Absorbent articles having a topsheet made of nonwoven fabric are disadvantageous in that waste liquid, e.g., menstrual blood or urine, discharged on the topsheet remains in the vicinity of the surface of the topsheet and gives discomfort or an unsanitary impression to a user on account of its color. Absorbent articles having a topsheet made of a perforated film relatively hide the color of blood or urine but are inferior in surface softness to those having a nonwoven fabric topsheet.

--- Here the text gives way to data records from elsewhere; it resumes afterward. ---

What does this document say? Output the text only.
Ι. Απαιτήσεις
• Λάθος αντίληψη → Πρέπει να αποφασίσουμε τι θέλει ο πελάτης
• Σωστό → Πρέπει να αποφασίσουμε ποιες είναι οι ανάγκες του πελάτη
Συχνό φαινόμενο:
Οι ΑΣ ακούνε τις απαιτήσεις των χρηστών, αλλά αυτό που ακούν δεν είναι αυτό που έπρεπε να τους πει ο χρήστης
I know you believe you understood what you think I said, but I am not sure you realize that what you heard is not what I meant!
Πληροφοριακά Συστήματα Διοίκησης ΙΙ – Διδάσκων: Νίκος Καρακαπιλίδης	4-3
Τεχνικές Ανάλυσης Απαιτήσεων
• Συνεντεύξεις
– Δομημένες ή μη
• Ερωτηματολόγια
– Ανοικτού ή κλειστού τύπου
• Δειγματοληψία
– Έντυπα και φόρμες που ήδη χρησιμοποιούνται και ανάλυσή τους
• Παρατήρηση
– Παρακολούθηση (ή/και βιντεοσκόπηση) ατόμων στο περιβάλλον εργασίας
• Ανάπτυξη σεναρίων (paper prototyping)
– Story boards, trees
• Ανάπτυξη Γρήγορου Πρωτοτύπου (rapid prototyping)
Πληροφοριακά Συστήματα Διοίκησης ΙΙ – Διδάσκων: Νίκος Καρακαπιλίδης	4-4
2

Japanese Patent 3131557 discloses wrinkled nonwoven fabric with a great number of streaky wrinkles (ridges) arrayed on its surface, which is used as a topsheet of an absorbent article. However, because of large empty spaces inside the ridges, liquid discharged on the topsheet penetrates into the surface of the wrinkles to make its color noticeable. Besides, this structure is not one that allows the liquid to quickly migrate to the absorbent member, which tends to cause overhydration.
Japanese Patent 3181195 discloses nonwoven fabric suitable for use as a female member of a mechanical fastener of disposable diapers, etc., which is obtained by partly joining a first fiber layer and a second fiber layer by heat fusion and thermally shrinking one of the first and second layers to make the other protrude toward one side to form regularly arrayed bulges. Because the two layers are partly joined by heat embossing in a very fine pattern, the nonwoven fabric is too hard for use as a topsheet of an absorbent article. Further, the fiber layer forming the bulges easily fuzzes up because of weak fusion bonds among constituent fibers. Therefore, if used as the topsheet of the absorbent article, the nonwoven fabric excessively irritates the skin to cause skin troubles.
JP-A-10-80445 discloses a topsheet for absorbent articles which comprises two nonwoven fabric layers and has a large number of openings, the two nonwoven fabric layers being joined together at the periphery of the individual openings. The topsheet disclosed may not be necessarily seen as sufficiently infiltratable for transferring liquid from the first layer (on the wearer's side) to the second layer (on the absorbent member side).